Berikut film-film terbaik versi detikpop:
1. Anatomy of a Fall
Cuplikan adegan Messi sebagai Snoop di Anatomy of a Fall (2023). Foto: Dok. Le Pacte |
Anatomy of a Fall, peraih penghargaan tertinggi Cannes Film Festival tahun lalu dan juga kontender Best Picture Oscar tahun ini (menang di Original Screenplay). Dari awal film dibuka, Anda akan tahu bahwa hubungan pasangan suami istri ini tidak fungsional.
Justine Triet menulis skrip film ini bersama Arthur Harari dengan kecerdasan diatas rata-rata. Anatomy of a Fall adalah semua hal yang diinginkan banyak penonton. Karakter yang tiga dimensional yang ditempatkan dalam situasi yang tidak biasa.
Fakta bahwa film ini berani mencampur-campur genre tapi tidak ada satu pun yang timpang membuktikan bahwa eksplorasi Triet berhasil. Anatomy of a Fall menggunakan genre drama pengadilan untuk mengeksploitasi hubungan ini.
Anda mungkin tergerak untuk menyaksikan film ini untuk melihat siapa sebenarnya yang menyebabkan kematian Samuel, tapi Triet bersama Harari menggunakan genre ini untuk membedah soal banyak hal.
Pada akhirnya, pertanyaan siapakah yang membunuh Samuel menjadi tidak penting. Triet menjelaskan dengan jelas sepanjang film bahwa dua orang ini mempunyai alasan yang kuat untuk membuat salah satu mereka berakhir di atas salju. Dan ternyata, ketidakjelasan itu menjadi salah satu alasan kenapa Anatomy of a Fall menjadi salah satu drama yang sangat berkesan.
2. Monster
Cuplikan adegan dalam film Monster (2024). Foto: Dok. Ist |
Menyaksikan film Hirokazu Kore-eda artinya bersiap untuk menerima kepahitan hidup yang dipersembahkan dengan cara paling sederhana. Film-film Kore-eda tidak pernah berusaha untuk pamer. Gambar-gambarnya selalu tenang, musiknya mengiringi perlahan.
Secara plot, peristiwa yang muncul tidak pernah berlebihan. Tapi pengalaman menontonnya selalu seperti berada di tengah badai emosi. Kore-eda selalu berhasil membuat saya terhenyak dan film terbarunya, Monster, bukan pengecualian.

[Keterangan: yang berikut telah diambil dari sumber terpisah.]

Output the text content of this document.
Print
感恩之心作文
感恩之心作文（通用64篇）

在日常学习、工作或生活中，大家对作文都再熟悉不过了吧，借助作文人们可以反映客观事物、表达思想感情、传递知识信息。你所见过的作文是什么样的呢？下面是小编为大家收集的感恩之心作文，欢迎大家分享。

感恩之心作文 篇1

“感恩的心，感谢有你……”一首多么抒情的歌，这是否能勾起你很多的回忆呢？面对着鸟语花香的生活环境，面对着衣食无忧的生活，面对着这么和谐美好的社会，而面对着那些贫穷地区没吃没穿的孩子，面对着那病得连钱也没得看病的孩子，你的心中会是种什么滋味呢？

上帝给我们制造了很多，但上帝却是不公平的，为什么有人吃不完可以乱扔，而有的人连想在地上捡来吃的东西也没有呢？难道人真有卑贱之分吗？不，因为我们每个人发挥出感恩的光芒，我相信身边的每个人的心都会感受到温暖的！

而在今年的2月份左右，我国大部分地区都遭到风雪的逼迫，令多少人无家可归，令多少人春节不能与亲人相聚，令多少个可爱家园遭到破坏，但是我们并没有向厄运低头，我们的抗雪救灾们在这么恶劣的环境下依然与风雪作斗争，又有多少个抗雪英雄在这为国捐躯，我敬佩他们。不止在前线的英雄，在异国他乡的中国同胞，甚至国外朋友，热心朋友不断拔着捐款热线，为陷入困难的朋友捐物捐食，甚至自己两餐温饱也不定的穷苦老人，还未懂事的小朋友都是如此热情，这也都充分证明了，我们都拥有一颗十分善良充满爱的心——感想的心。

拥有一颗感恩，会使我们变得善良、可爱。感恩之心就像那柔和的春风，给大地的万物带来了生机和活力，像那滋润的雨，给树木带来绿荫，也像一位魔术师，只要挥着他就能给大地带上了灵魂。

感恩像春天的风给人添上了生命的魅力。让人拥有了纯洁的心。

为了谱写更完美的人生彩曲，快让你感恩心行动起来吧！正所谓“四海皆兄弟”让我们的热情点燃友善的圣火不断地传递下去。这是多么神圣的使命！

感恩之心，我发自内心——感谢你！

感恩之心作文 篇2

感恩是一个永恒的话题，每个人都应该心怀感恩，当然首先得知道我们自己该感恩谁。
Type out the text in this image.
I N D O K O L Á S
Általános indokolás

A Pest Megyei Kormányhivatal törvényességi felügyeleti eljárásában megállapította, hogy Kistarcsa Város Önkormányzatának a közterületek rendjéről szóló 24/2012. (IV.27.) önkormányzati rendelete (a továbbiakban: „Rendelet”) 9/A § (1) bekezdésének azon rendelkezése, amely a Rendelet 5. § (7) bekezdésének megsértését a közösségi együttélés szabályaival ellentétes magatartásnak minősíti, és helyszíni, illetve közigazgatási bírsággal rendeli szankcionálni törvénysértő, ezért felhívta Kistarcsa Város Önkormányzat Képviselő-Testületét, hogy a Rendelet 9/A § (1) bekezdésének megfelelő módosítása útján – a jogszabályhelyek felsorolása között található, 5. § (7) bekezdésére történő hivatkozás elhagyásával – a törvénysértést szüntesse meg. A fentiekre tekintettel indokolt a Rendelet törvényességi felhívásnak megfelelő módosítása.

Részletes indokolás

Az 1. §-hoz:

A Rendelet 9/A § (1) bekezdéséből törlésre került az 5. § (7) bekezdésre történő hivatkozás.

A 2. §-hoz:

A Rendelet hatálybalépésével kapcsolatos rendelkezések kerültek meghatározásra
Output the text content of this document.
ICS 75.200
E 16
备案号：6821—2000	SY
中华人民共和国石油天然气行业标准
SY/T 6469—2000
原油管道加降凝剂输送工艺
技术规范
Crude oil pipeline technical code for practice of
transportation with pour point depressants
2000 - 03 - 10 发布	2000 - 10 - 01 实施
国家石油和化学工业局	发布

Ditulis oleh Yuji Sakamoto (yang memenangkan skrip terbaik di Cannes Film Festival tahun lalu), film ini membagi ceritanya melalui tiga mata. Mata pertama adalah dari seorang ibu bernama Saori Mugino (Sakura Ando, kembali berkolaborasi dengan Kore-eda setelah Shoplifters yang mengharu biru) yang menemukan anak laki-lakinya, Minato (Soya Kurokawa), bertingkah tidak seperti biasanya.
Dalam Monster, keputusan untuk membagi cerita ini dalam tiga perspektif menjadi terasa penting dan tidak terasa pretensius sama sekali. Dengan tiga perspektif yang berbeda ini, penonton diajak untuk melihat peristiwa dari mata yang sangat berbeda.
Di sinilah detil cerita menjadi potongan puzzle yang penting. Dan dalam konteks cancel culture, hal-hal inilah yang kerap kali menjadi alasan kenapa kita sebagai masyarakat gampang untuk memberikan penghakiman tanpa melihat gambar yang seutuhnya.
Skrip dari Yuji Sakamoto yang memang cemerlang tadi kemudian diterjemahkan dengan begitu menawan oleh Kore-eda yang semakin fasih dalam mengeksploitasi emosi penonton. Kore-eda selalu tahu cara mengarahkan aktor, terutama pemain anak-anaknya.
3. Exhuma
Kim Go Eun dalam Film Exhuma Foto: Dok. Showbox |
Menjadi film Korea Selatan terlaris pada tahun ini, tentunya membuat Exhuma layak masuk dalam jajaran film terbaik 2024.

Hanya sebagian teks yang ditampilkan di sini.